WASHINGTON — President Barack Obama is renewing the U.S. commitment to ending HIV and AIDS on Thursday, setting goals for getting more people access to life-saving AIDS drugs and boosting spending on treatment of the virus in the U.S. by $50 million dollars.
Senior Obama administration officials said the president will set a goal of getting antiretroviral drugs to 2 million more people around the world by the end of 2013. In addition, the U.S. will aim to get the drugs to 1.5 million HIV-positive pregnant women to prevent them from passing the virus to their children.
Obama will announce the new initiatives at an event in Washington marking World AIDS Day. Former Presidents George W. Bush and Bill Clinton will also speak at the event via satellite.
The new global goals build on the work of the President's Emergency Plan for AIDS Relief, which focuses on prevention, treatment and support programs in 15 countries hard-hit by the AIDS epidemic, 12 of them in Africa. Bush launched the $15 billion plan in 2003, and in 2008, Congress tripled the budget to $48 billion over five years.
Despite Obama's more ambitious goals, the plan's budget is not expected to increase. Instead, officials said the expanded targets would be funded through savings achieved by making the program more efficient and cutting the costs of treatment.

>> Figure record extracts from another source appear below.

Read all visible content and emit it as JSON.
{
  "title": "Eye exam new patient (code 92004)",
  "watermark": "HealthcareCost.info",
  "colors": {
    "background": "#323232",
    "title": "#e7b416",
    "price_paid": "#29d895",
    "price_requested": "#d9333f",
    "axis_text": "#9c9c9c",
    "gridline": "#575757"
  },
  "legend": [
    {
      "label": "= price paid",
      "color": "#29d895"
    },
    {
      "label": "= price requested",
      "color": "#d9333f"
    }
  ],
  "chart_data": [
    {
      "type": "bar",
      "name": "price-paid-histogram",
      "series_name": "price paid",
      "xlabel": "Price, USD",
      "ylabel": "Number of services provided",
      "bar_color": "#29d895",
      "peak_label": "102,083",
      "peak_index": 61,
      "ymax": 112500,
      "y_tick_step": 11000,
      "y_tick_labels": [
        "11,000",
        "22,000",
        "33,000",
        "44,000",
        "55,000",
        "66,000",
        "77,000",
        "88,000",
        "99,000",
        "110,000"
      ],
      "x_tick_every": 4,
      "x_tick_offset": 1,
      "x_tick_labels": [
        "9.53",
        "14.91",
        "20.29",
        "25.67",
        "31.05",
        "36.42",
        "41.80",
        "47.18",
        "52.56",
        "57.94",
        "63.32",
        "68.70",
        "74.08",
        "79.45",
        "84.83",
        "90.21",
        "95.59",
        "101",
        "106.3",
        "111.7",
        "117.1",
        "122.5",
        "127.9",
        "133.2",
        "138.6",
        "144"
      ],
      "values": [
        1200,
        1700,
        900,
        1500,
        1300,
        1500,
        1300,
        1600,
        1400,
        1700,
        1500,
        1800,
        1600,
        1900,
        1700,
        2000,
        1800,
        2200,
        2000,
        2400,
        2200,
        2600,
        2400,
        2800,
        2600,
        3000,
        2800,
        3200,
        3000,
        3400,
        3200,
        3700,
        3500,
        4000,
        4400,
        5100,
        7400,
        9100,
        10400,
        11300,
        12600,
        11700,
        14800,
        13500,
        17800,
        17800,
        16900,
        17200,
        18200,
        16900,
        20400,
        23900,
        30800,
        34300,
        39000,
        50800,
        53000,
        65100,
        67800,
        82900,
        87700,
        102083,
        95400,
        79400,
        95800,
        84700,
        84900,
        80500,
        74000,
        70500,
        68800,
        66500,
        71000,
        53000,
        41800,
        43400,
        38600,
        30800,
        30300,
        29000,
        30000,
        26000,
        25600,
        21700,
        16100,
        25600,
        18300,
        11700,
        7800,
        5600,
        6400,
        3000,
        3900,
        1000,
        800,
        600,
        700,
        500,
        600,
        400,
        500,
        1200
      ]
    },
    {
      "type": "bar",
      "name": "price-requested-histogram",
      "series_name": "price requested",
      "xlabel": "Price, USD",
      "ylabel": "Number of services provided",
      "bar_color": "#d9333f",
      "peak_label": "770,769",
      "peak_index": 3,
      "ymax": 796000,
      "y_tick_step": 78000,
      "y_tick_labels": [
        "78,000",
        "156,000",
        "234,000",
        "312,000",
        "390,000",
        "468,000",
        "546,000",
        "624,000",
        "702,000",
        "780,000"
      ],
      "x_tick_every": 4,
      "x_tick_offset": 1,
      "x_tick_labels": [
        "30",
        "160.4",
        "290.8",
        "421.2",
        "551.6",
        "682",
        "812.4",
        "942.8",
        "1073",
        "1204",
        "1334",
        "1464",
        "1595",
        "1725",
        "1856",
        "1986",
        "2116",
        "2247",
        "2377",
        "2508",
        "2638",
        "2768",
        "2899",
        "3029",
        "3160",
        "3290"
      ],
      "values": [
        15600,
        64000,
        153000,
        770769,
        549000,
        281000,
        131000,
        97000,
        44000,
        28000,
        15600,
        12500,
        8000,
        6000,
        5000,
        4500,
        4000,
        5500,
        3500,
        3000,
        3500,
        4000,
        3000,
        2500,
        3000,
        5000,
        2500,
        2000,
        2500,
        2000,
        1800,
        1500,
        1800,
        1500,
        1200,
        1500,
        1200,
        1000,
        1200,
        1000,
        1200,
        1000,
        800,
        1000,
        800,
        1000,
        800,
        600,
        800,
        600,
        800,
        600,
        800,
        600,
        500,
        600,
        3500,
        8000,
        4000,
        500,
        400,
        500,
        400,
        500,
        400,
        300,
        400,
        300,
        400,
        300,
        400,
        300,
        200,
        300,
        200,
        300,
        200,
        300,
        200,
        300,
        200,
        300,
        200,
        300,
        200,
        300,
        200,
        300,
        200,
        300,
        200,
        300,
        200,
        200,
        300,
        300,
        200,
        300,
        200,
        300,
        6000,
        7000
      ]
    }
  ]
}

Obama is also announcing new initiatives to combat the spread of HIV in the U.S. Officials said he would direct the Department of Health and Human Services to increase funding for domestic HIV and AIDS treatment by $50 million. The White House said there are 1.2 million Americans living with HIV, and 50,000 new infections each year.
The bulk of the new funding — $35 million — will go to state programs that help people living with HIV and AIDS get medicine. There are currently more than 6,500 Americans living with the virus on waiting lists for medication, according to the White House.
The rest of the domestic funds will go to HIV medical clinics across the country, with an emphasis on areas where infections have increased, and care and treatment are not readily available. Officials said the additional clinic funding would give 7,500 more patients access to treatment.
The officials said Obama does not need congressional approval to allocate the funds. The officials requested anonymity in order to speak ahead of the president's official announcement.
Officials from both parties praised the new initiatives, and commended Democratic and Republican presidents for coming together for the announcement.
"Here's what we can do when we work together. We've got leaders of both political parties standing behind something that works," said Gayle Smith, Obama's senior director for development and democracy at the National Security Council.
Tony Fratto, a former Bush spokesman, urged both parties to avoid making the fight against AIDS a political issue.
"The only way to undermine this historic undertaking is if it becomes a partisan issue," he said. "The reasons a Barack Obama and a George W. Bush can support America's leading role in addressing this disease may be very different, but what's important is they've sought the same goal."